Description
Hi Patrick! Thank you so much for your inspiring work.
I am currently trying to implement sequence-to-sequence forecasting with CDE but the output smoother without adding time as an additional dimension on my data. I am not sure whether I have implemented the code in the right way.
So my input data is with size batch size, input sequence length, feature dimension
and I mapped it to a latent space using GRU, this holds a dimension of batch size, input sequence length, latent dimension
, which I considered this as the observation of each time step.

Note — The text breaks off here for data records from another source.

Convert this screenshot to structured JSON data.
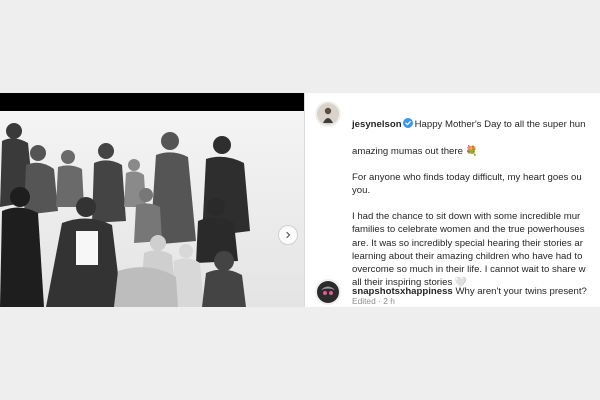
{
  "post": {
    "carousel_next_icon": "chevron-right-icon",
    "caption": {
      "username": "jesynelson",
      "verified": true,
      "line1": "Happy Mother's Day to all the super hun",
      "line2": "amazing mumas out there 💐",
      "para2": "For anyone who finds today difficult, my heart goes ou\nyou.",
      "para3": "I had the chance to sit down with some incredible mur\nfamilies to celebrate women and the true powerhouses\nare. It was so incredibly special hearing their stories ar\nlearning about their amazing children who have had to\novercome so much in their life. I cannot wait to share w\nall their inspiring stories",
      "heart": "🤍",
      "edited": "Edited",
      "separator": "·",
      "time": "2 h"
    },
    "reply": {
      "username": "snapshotsxhappiness",
      "text": "Why aren't your twins present?"
    }
  },
  "colors": {
    "accent_verified": "#3897f0",
    "text": "#262626",
    "muted": "#8e8e8e"
  }
}
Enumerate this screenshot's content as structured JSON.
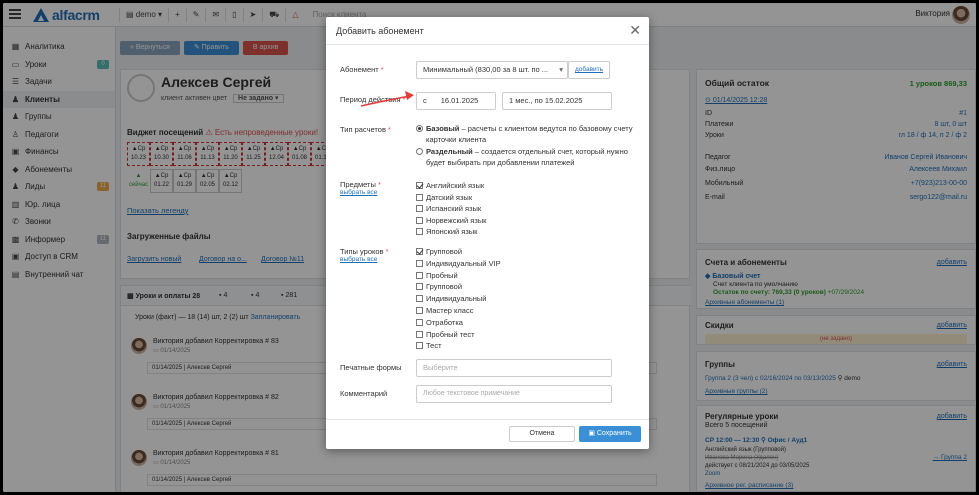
{
  "app": {
    "logo_text": "alfacrm",
    "topbar": {
      "branch": "demo",
      "search_placeholder": "Поиск клиента",
      "user_name": "Виктория"
    }
  },
  "sidebar": {
    "items": [
      {
        "label": "Аналитика",
        "icon": "chart-icon"
      },
      {
        "label": "Уроки",
        "icon": "calendar-icon",
        "badge": "0",
        "badge_color": "#5bc0be"
      },
      {
        "label": "Задачи",
        "icon": "tasks-icon"
      },
      {
        "label": "Клиенты",
        "icon": "user-icon",
        "active": true
      },
      {
        "label": "Группы",
        "icon": "group-icon"
      },
      {
        "label": "Педагоги",
        "icon": "teacher-icon"
      },
      {
        "label": "Финансы",
        "icon": "finance-icon"
      },
      {
        "label": "Абонементы",
        "icon": "subscription-icon"
      },
      {
        "label": "Лиды",
        "icon": "leads-icon",
        "badge": "11",
        "badge_color": "#f0ad4e"
      },
      {
        "label": "Юр. лица",
        "icon": "legal-icon"
      },
      {
        "label": "Звонки",
        "icon": "phone-icon"
      },
      {
        "label": "Информер",
        "icon": "informer-icon",
        "badge": "11",
        "badge_color": "#b0b6bf"
      },
      {
        "label": "Доступ в CRM",
        "icon": "lock-icon"
      },
      {
        "label": "Внутренний чат",
        "icon": "chat-icon"
      }
    ]
  },
  "client": {
    "name": "Алексев Сергей",
    "tags": "клиент  активен  цвет",
    "status_select": "Не задано",
    "buttons": {
      "back": "« Вернуться",
      "edit": "✎ Править",
      "archive": "В архив"
    },
    "widget_title": "Виджет посещений",
    "widget_warning": "Есть непроведенные уроки!",
    "show_legend": "Показать легенду",
    "dates": [
      {
        "d": "Ср",
        "t": "10.23"
      },
      {
        "d": "Ср",
        "t": "10.30"
      },
      {
        "d": "Ср",
        "t": "11.06"
      },
      {
        "d": "Ср",
        "t": "11.13"
      },
      {
        "d": "Ср",
        "t": "11.20"
      },
      {
        "d": "Ср",
        "t": "11.25"
      },
      {
        "d": "Ср",
        "t": "12.04"
      },
      {
        "d": "Ср",
        "t": "01.08"
      },
      {
        "d": "Ср",
        "t": "01.15"
      },
      {
        "d": "",
        "t": "сейчас"
      },
      {
        "d": "Ср",
        "t": "01.22"
      },
      {
        "d": "Ср",
        "t": "01.29"
      },
      {
        "d": "Ср",
        "t": "02.05"
      },
      {
        "d": "Ср",
        "t": "02.12"
      }
    ],
    "files_title": "Загруженные файлы",
    "files": [
      "Загрузить новый",
      "Договор на о...",
      "Договор №11"
    ],
    "tabs": [
      "Уроки и оплаты 28",
      "4",
      "4",
      "281"
    ],
    "lessons_line": "Уроки (факт) — 18 (14) шт, 2 (2) шт",
    "plan_link": "Запланировать",
    "feed": [
      {
        "author": "Виктория",
        "action": "добавил Корректировка # 83",
        "date": "01/14/2025",
        "row": "01/14/2025 | Алексев Сергей"
      },
      {
        "author": "Виктория",
        "action": "добавил Корректировка # 82",
        "date": "01/14/2025",
        "row": "01/14/2025 | Алексев Сергей"
      },
      {
        "author": "Виктория",
        "action": "добавил Корректировка # 81",
        "date": "01/14/2025",
        "row": "01/14/2025 | Алексев Сергей"
      }
    ]
  },
  "right_panel": {
    "balance_title": "Общий остаток",
    "balance_value": "1 уроков  869,33",
    "date_link": "01/14/2025 12:28",
    "rows": [
      {
        "k": "ID",
        "v": "#1"
      },
      {
        "k": "Платежи",
        "v": "8 шт, 0 шт"
      },
      {
        "k": "Уроки",
        "v": "гл 18 / ф 14, п 2 / ф 2"
      },
      {
        "k": "Педагог",
        "v": "Иванов Сергей Иванович"
      },
      {
        "k": "Физ.лицо",
        "v": "Алексеев Михаил"
      },
      {
        "k": "Мобильный",
        "v": "+7(923)213-00-00"
      },
      {
        "k": "E-mail",
        "v": "sergo122@mail.ru"
      }
    ],
    "add_label": "добавить",
    "subs_title": "Счета и абонементы",
    "base_account": "Базовый счет",
    "account_default": "Счет клиента по умолчанию",
    "balance_line": "Остаток по счету: 769,33 (0 уроков)",
    "balance_date": "+07/29/2024",
    "archive_subs": "Архивные абонементы (1)",
    "discounts_title": "Скидки",
    "discounts_empty": "(не задано)",
    "groups_title": "Группы",
    "group_line": "Группа 2 (3 чел) с 02/16/2024 по 03/13/2025",
    "group_branch": "demo",
    "archive_groups": "Архивные группы (2)",
    "regular_title": "Регулярные уроки",
    "regular_count": "Всего 5 посещений",
    "regular_line": "СР 12:00 — 12:30",
    "regular_place": "Офис / Ауд1",
    "regular_lines": [
      "Английский язык (Групповой)",
      "Иванова Марина (Удален)",
      "действует с 08/21/2024 до 03/05/2025",
      "Zoom"
    ],
    "regular_group_link": "Группа 2",
    "archive_regular": "Архивное рег. расписание (3)"
  },
  "modal": {
    "title": "Добавить абонемент",
    "subscription_label": "Абонемент",
    "subscription_value": "Минимальный (830,00 за 8 шт. по ...",
    "add_link": "добавить",
    "period_label": "Период действия",
    "period_from_prefix": "с",
    "period_from": "16.01.2025",
    "period_to": "1 мес., по 15.02.2025",
    "calc_label": "Тип расчетов",
    "calc_base_bold": "Базовый",
    "calc_base_text": " – расчеты с клиентом ведутся по базовому счету карточки клиента",
    "calc_split_bold": "Раздельный",
    "calc_split_text": " – создается отдельный счет, который нужно будет выбирать при добавлении платежей",
    "subjects_label": "Предметы",
    "select_all": "выбрать все",
    "subjects": [
      {
        "label": "Английский язык",
        "checked": true
      },
      {
        "label": "Датский язык",
        "checked": false
      },
      {
        "label": "Испанский язык",
        "checked": false
      },
      {
        "label": "Норвежский язык",
        "checked": false
      },
      {
        "label": "Японский язык",
        "checked": false
      }
    ],
    "lesson_types_label": "Типы уроков",
    "lesson_types": [
      {
        "label": "Групповой",
        "checked": true
      },
      {
        "label": "Индивидуальный VIP",
        "checked": false
      },
      {
        "label": "Пробный",
        "checked": false
      },
      {
        "label": "Групповой",
        "checked": false
      },
      {
        "label": "Индивидуальный",
        "checked": false
      },
      {
        "label": "Мастер класс",
        "checked": false
      },
      {
        "label": "Отработка",
        "checked": false
      },
      {
        "label": "Пробный тест",
        "checked": false
      },
      {
        "label": "Тест",
        "checked": false
      }
    ],
    "print_label": "Печатные формы",
    "print_placeholder": "Выберите",
    "comment_label": "Комментарий",
    "comment_placeholder": "Любое текстовое примечание",
    "cancel_label": "Отмена",
    "save_label": "Сохранить"
  },
  "colors": {
    "accent": "#1f6fb8",
    "save": "#3b8fd6",
    "danger": "#d9534f",
    "success": "#2a9d2a"
  }
}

I then concatenated the time points with this latent vector (add 1 dim to the latent dimension) prior to fitting the feature to the cubic spline.
x = torch.cat((t_x, x), dim=2)
After that I do:
z0 = self.mlp(X0)
t_forecast = torch.arange(start=0, end=t_y.shape[1], dtype=dtype, device=self.args.device) # create the forecasting time step
z_T = cdeint(X=X, z0=z0, func=self.func, t=t_forecast) # size: batch size, output sequence length, latent dimension
pred_y = self.decoder(z_T) # linear layer on the latent dimension, output size: batch size, output sequence length
The loss is then computed between pred_y
and the ground truth
My questions are:
- Is it correct to do time series forecasting with CDE in this way? If it is, why is the one without t works better?
- If I want to do extrapolation, is it correct to have a longer
t
fed into CDE withtorch.arange
?
Thank you in advance!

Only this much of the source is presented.